O custo efetivo de cada mês trabalhado
equivale a 163 % (=1,345 x 13,33 / 11) do salário mensal de carteira. Em 2022,
um trabalhador CLT que recebe o SM custa a seu empregador R$ 1.975,93 por mês
trabalhado. Nas regiões mais atrasadas do país, nem mesmo o potencial
empregador consegue obter essa remuneração.
Um empregado CLT que ganha um SM recolhe
7,5% de sua remuneração ao INSS e é isento de IRPF, de modo que, a cada R$ 100
de salário, o empregador desembolsa R$ 134,50, mas apenas R$ 92,50 são
recebidos pelo trabalhador. Caso esse trabalhador passe a trabalhar na
informalidade, ele auferirá três ganhos: 1- dividirá com o empregador os 34,5%
incidentes sobre a folha salarial; 2- deixará de recolher sua parcela de 7,5%
ao INSS; 3- tornar-se-á elegível aos programas de transferência de renda (Bolsa
Família/Auxílio Brasil). Apesar de não contribuir para a previdência, esse
trabalhador preservará o direito de receber do INSS, ao atingir 65 anos de
idade, uma aposentadoria de um SM, pois pleiteará o Benefício de Prestação
Continuada (BPC).
A passagem da condição de empregado formal
para informal proporciona um significativo aumento de renda no presente, sem
perda de renda futura. Os incentivos são, portanto, perversos e distorcem o
mercado de trabalho.
No caso de um trabalhador qualificado, o
desincentivo ao emprego formal ocorre somente devido à alta tributação. É fácil
mostrar, olhando a legislação, que de cada R$ 100 recebidos por um trabalhador
com salário acima de R$ 5 mil, o custo incorrido por seu empregador é de R$
134,50 e deste valor o Estado embolsa cerca de 40%. Se esse trabalhador passar
a vender seu trabalho por meio de uma firma tributada pelo Simples, a tributação
cairá a um terço disso. Não surpreende que a pejotização esteja crescendo
tanto.
Ao longo das quatro últimas décadas, a
estagnação da produtividade do trabalho, decorrente de crônica deficiência da
educação pública e outros fatores, impediu o aumento dos salários reais de
mercado. A legítima pressão por distribuição de renda desaguou em aumentos
reais do SM, bem como expansão dos programas de complementação de renda - como
o BPC, Bolsa Família, Auxílio Brasil - cujo financiamento exigiu crescente tributação.

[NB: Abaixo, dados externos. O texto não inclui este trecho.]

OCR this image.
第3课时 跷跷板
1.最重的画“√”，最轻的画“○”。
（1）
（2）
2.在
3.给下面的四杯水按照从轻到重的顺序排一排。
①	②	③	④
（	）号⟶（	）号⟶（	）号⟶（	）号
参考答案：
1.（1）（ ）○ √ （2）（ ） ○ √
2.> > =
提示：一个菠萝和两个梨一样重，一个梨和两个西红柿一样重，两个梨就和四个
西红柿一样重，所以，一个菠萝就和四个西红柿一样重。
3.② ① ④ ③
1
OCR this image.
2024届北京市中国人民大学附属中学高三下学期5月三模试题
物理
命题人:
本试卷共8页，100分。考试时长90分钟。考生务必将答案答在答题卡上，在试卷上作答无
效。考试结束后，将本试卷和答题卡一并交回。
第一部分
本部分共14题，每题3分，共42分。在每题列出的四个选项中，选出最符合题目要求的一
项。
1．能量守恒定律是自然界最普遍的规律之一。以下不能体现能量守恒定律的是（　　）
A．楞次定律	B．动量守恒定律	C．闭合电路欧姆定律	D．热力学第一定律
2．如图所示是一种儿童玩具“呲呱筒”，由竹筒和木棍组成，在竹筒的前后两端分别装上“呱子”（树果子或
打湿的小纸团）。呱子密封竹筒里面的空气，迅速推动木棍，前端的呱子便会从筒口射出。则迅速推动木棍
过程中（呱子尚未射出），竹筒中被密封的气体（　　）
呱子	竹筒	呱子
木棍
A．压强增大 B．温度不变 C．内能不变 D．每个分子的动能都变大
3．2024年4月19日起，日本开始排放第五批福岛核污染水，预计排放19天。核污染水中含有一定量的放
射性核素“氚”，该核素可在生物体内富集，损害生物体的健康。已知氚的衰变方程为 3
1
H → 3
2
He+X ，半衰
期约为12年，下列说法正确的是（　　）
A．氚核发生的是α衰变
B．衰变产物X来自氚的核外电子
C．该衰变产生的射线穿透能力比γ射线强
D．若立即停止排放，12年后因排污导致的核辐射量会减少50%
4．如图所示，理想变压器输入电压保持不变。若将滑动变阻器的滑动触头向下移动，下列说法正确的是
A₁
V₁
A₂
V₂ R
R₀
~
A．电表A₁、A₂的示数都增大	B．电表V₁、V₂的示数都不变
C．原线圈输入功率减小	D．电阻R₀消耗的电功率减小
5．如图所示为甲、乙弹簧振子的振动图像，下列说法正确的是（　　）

Criou-se um sistema em que os benefícios assistenciais recebidos por
trabalhadores informais são custeados pela tributação incidente sobre o
trabalho formal. O resultado foi a baixa geração de empregos formais.
Alguns avanços ocorreram. A reforma
trabalhista de 2017 tem estimulado a formalização do trabalho, assim como a
reforma da previdência de 2019 facilitará a futura redução da tributação sobre
a folha salarial.
Mas a geração de empregos formais requer
uma ampla reforma, envolvendo, entre outras medidas: 1- redução da tributação
sobre a folha salarial; 2- elevação da tributação sobre empresas hoje
beneficiadas por regimes especiais de IRPJ, aproximando-as do que se cobra das
empresas tributadas pelo Lucro Real; 3- reformulação das regras de elegibilidade
aos programas de transferência de renda, a fim de estimular a oferta de
trabalho em regime formal; 4 - cortes de subsídios, aumentos de impostos sobre
a alta renda, e reforma administrativa, no intuito de se compensar a queda de
arrecadação decorrente da menor tributação sobre folha.
A agenda resumida no parágrafo anterior é
espinhosa. Não surpreende que os candidatos à Presidência prefiram anunciar a
preservação do Auxílio Brasil no nível de R$ 600 mensais - Ciro Gomes chega a
R$ 1.000 - sem explicar como financiarão essa largueza. Isso reflete bem a
história recente: problemas sérios são ignorados e políticas sólidas
substituídas por distorções populistas e expansões irresponsáveis de gastos,
realimentando ainda mais a precariedade e o atraso.
*Pedro Cavalcanti Ferreira é professor da
EPGE-FGV e diretor da FGV Crescimento e Desenvolvimento
*Renato Fragelli Cardoso é professor da Escola Brasileira de Economia e Finanças (EPGE-FGV).